Recent technologies that manufacture these same proteins, enzymes, and growth factors through recombinant production processes rather than pooled plasma have their own manufacturing and allergic reaction safety risks. "Any time we administer any kind of blood products or by-products, there’s a danger of allergic reaction," says Iris Gatchell, RN, a cardiovascular intensive care unit nurse at Memorial Hospital in Greenville, SC. "If you can get the patient’s own body to produce something that they need, there’s no doubt in my mind you’ll cut down on reactions."
Commercial fibrin glues have traditionally used bovine-derived thrombin in their kits to initiate clot formation. Bovine-derived thrombin is both readily available and inexpensive. With the emergence of Creutzfeldt-Jakob disease (CJD) and nvCJD, however, the European community has prohibited the use of bovine-derived thrombin in commercial fibrin glues.
ThermoGenesis expects sales of the CryoSeal system with the AFG disposable could occur in Europe as early as fiscal year 2000. Nevertheless, formal clinical trials and FDA clearance will be required to market the product for this application in the United States.
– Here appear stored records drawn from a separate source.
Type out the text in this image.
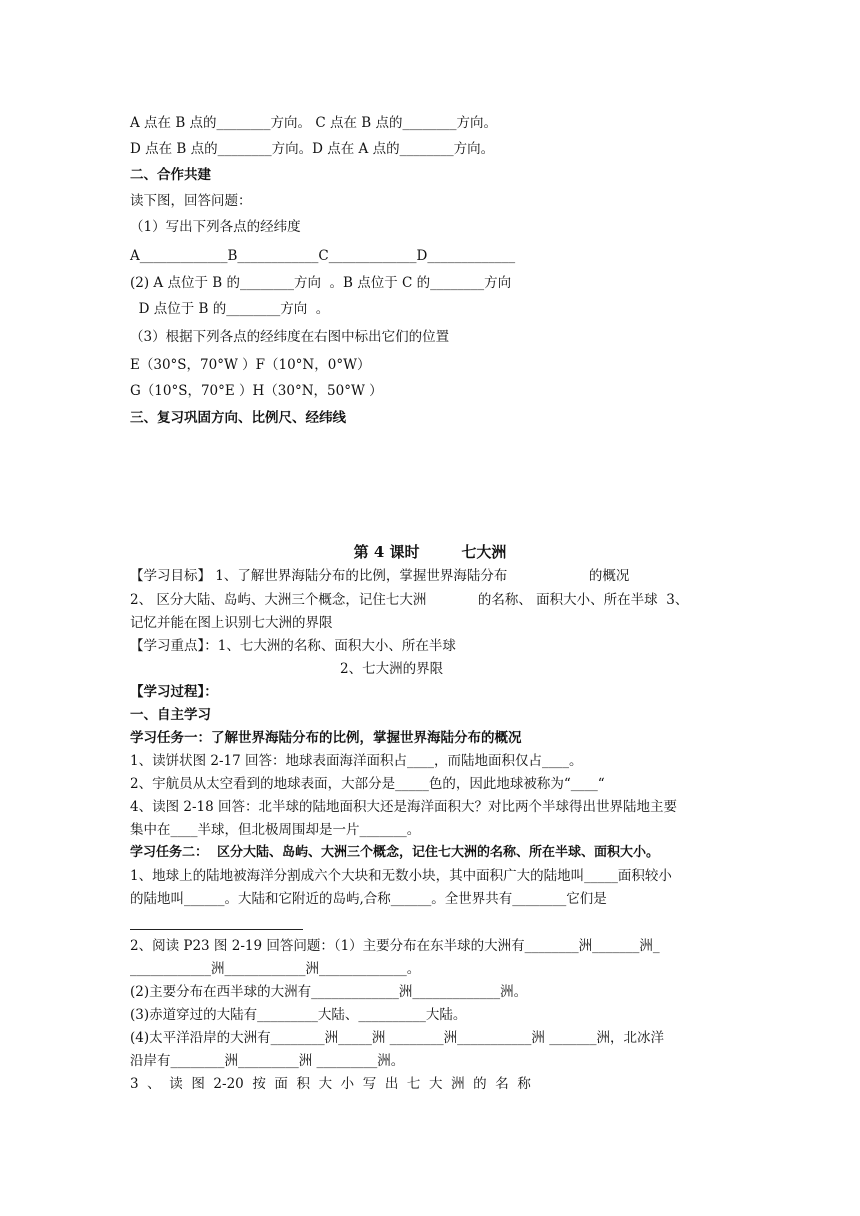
A 点在 B 点的________方向。 C 点在 B 点的________方向。
D 点在 B 点的________方向。D 点在 A 点的________方向。
二、合作共建
读下图，回答问题：
（1）写出下列各点的经纬度
A_____________B____________C_____________D_____________
(2) A 点位于 B 的________方向  。B 点位于 C 的________方向
D 点位于 B 的________方向  。
（3）根据下列各点的经纬度在右图中标出它们的位置
E（30°S，70°W ）F（10°N，0°W）
G（10°S，70°E ）H（30°N，50°W ）
三、复习巩固方向、比例尺、经纬线
第 4 课时        七大洲
【学习目标】 1、了解世界海陆分布的比例，掌握世界海陆分布                   的概况
2、 区分大陆、岛屿、大洲三个概念，记住七大洲            的名称、 面积大小、所在半球  3、
记忆并能在图上识别七大洲的界限
【学习重点】：1、七大洲的名称、面积大小、所在半球
2、七大洲的界限
【学习过程】：
一、自主学习
学习任务一：了解世界海陆分布的比例，掌握世界海陆分布的概况
1、读饼状图 2-17 回答：地球表面海洋面积占____，而陆地面积仅占____。
2、宇航员从太空看到的地球表面，大部分是_____色的，因此地球被称为“____“
4、读图 2-18 回答：北半球的陆地面积大还是海洋面积大？对比两个半球得出世界陆地主要
集中在____半球，但北极周围却是一片_______。
学习任务二：  区分大陆、岛屿、大洲三个概念，记住七大洲的名称、所在半球、面积大小。
1、地球上的陆地被海洋分割成六个大块和无数小块，其中面积广大的陆地叫_____面积较小
的陆地叫______。大陆和它附近的岛屿,合称______。全世界共有________它们是
2、阅读 P23 图 2-19 回答问题：（1）主要分布在东半球的大洲有________洲_______洲_
____________洲____________洲_____________。
(2)主要分布在西半球的大洲有_____________洲_____________洲。
(3)赤道穿过的大陆有_________大陆、__________大陆。
(4)太平洋沿岸的大洲有________洲_____洲 ________洲___________洲 _______洲，北冰洋
沿岸有________洲_________洲 _________洲。
3  、  读  图  2-20  按  面  积  大  小  写  出  七  大  洲  的  名  称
The company expects to move into parallel clinical trials for the AFG and APDGF product indications in fiscal year 1999, with market launch outside the United States in late fiscal year 2000.
One of the principal investigators in the clinical trials will be Paul O’Dell, MD, otolaryngologist and professor and chairman of otolaryngology at the University of Ottawa, Canada, who has tried the CryoSeal system for fibrin glue.
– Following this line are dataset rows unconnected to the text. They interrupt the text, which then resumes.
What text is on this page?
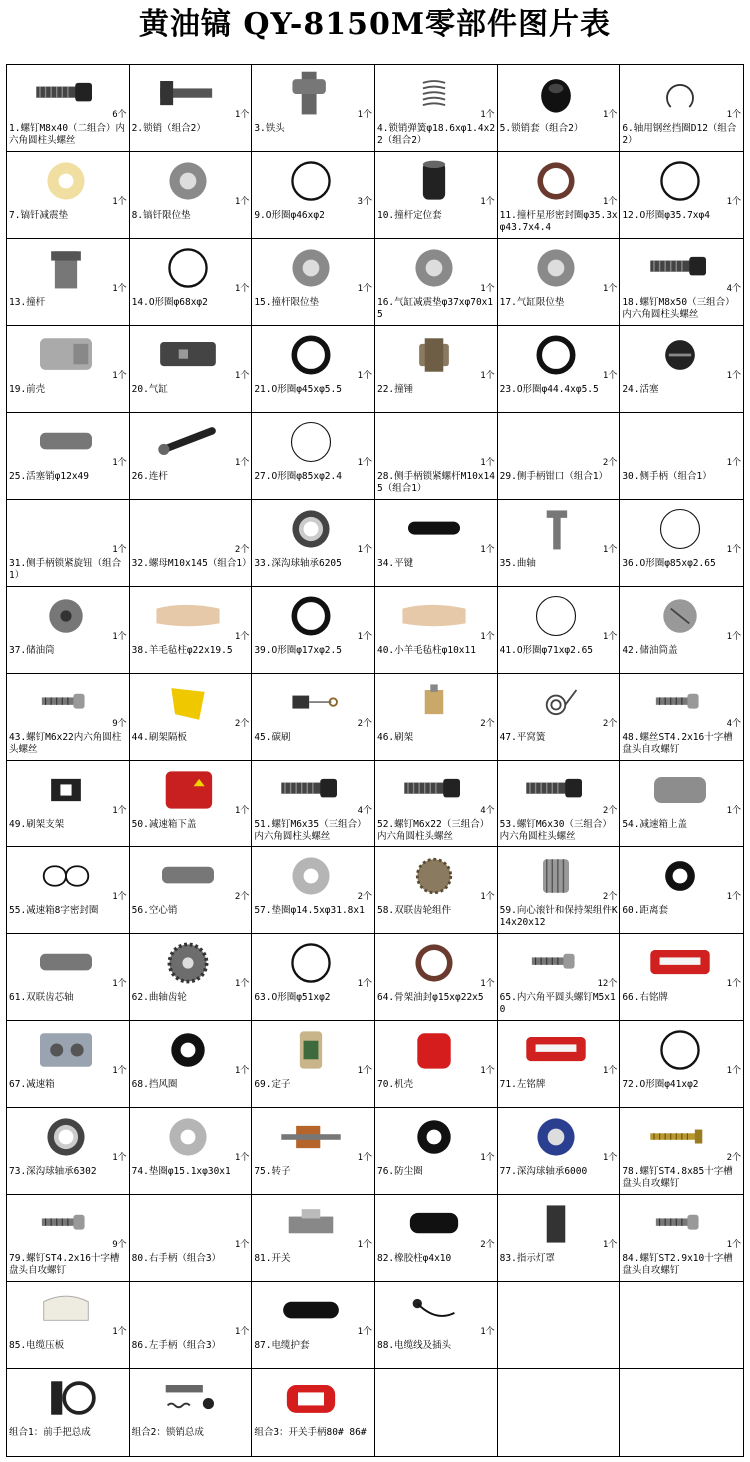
黄油镐 QY-8150M零部件图片表
6个
1.螺钉M8x40（二组合）内六角圆柱头螺丝
1个
2.锁销（组合2）
1个
3.铁头
1个
4.锁销弹簧φ18.6xφ1.4x22（组合2）
1个
5.锁销套（组合2）
1个
6.轴用钢丝挡圈D12（组合2）
1个
7.镐钎减震垫
1个
8.镐钎限位垫
3个
9.O形圈φ46xφ2
1个
10.撞杆定位套
1个
11.撞杆星形密封圈φ35.3xφ43.7x4.4
1个
12.O形圈φ35.7xφ4
1个
13.撞杆
1个
14.O形圈φ68xφ2
1个
15.撞杆限位垫
1个
16.气缸减震垫φ37xφ70x15
1个
17.气缸限位垫
4个
18.螺钉M8x50（三组合）内六角圆柱头螺丝
1个
19.前壳
1个
20.气缸
1个
21.O形圈φ45xφ5.5
1个
22.撞锤
1个
23.O形圈φ44.4xφ5.5
1个
24.活塞
1个
25.活塞销φ12x49
1个
26.连杆
1个
27.O形圈φ85xφ2.4
1个
28.侧手柄锁紧螺杆M10x145（组合1）
2个
29.侧手柄钳口（组合1）
1个
30.侧手柄（组合1）
1个
31.侧手柄锁紧旋钮（组合1）
2个
32.螺母M10x145（组合1）
1个
33.深沟球轴承6205
1个
34.平键
1个
35.曲轴
1个
36.O形圈φ85xφ2.65
1个
37.储油筒
1个
38.羊毛毡柱φ22x19.5
1个
39.O形圈φ17xφ2.5
1个
40.小羊毛毡柱φ10x11
1个
41.O形圈φ71xφ2.65
1个
42.储油筒盖
9个
43.螺钉M6x22内六角圆柱头螺丝
2个
44.刷架隔板
2个
45.碳刷
2个
46.刷架
2个
47.平窝簧
4个
48.螺丝ST4.2x16十字槽盘头自攻螺钉
1个
49.刷架支架
1个
50.减速箱下盖
4个
51.螺钉M6x35（三组合）内六角圆柱头螺丝
4个
52.螺钉M6x22（三组合）内六角圆柱头螺丝
2个
53.螺钉M6x30（三组合）内六角圆柱头螺丝
1个
54.减速箱上盖
1个
55.减速箱8字密封圈
2个
56.空心销
2个
57.垫圈φ14.5xφ31.8x1
1个
58.双联齿轮组件
2个
59.向心滚针和保持架组件K14x20x12
1个
60.距离套
1个
61.双联齿芯轴
1个
62.曲轴齿轮
1个
63.O形圈φ51xφ2
1个
64.骨架油封φ15xφ22x5
12个
65.内六角平圆头螺钉M5x10
1个
66.右铭牌
1个
67.减速箱
1个
68.挡风圈
1个
69.定子
1个
70.机壳
1个
71.左铭牌
1个
72.O形圈φ41xφ2
1个
73.深沟球轴承6302
1个
74.垫圈φ15.1xφ30x1
1个
75.转子
1个
76.防尘圈
1个
77.深沟球轴承6000
2个
78.螺钉ST4.8x85十字槽盘头自攻螺钉
9个
79.螺钉ST4.2x16十字槽盘头自攻螺钉
1个
80.右手柄（组合3）
1个
81.开关
2个
82.橡胶柱φ4x10
1个
83.指示灯罩
1个
84.螺钉ST2.9x10十字槽盘头自攻螺钉
1个
85.电缆压板
1个
86.左手柄（组合3）
1个
87.电缆护套
1个
88.电缆线及插头
组合1：前手把总成	组合2：锁销总成	组合3：开关手柄80# 86#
"We’ve just done a few patients with it and are in the process of setting up appropriate clinical trials," O’Dell says. "My involvement with it was to try it out to see if there were any problems in delivering it or any problems associated with it, which there weren’t." Three other Canadian doctors will join O’Dell as principal investigators in the clinical trials.
O’Dell comments that "the problem with the commercial [fibrin glue] products is that they are very expensive. The reason for trying CryoSeal is that it’s cost-effective, and with it being the patient’s own product, there is no risk of transmitting any of the known infections." He adds that though the patient may spend two or three extra hours in the preassessment unit where the blood work is done prior to surgery, "down the road, the advantage is that if we can glue these wounds closed and don’t need to use a drain, the patients may be able to go home right after their surgeries, so that their stay in hospital will be greatly shortened."
The regulatory process has taken about two and a half years so far. "The biggest step is behind us because we’ve fully characterized all those proteins," Coelho says. "We don’t need to do that again. We merely have to demonstrate efficacy for new claims. Basically, the FDA is concerned with safety and efficacy. They want to assure the public that medical claims are supported by the scientific evidence submitted. It’s really truth in advertising in a lot of ways. You can’t say our product is useful for a surgical glue or platelet growth factor for treatment of dermal ulcers until you can demonstrate this efficacy in clinical trials. That’s something I don’t begrudge at all. The FDA is playing an extremely useful role in health care, forming a barrier or filter that lets only the products that really work get through."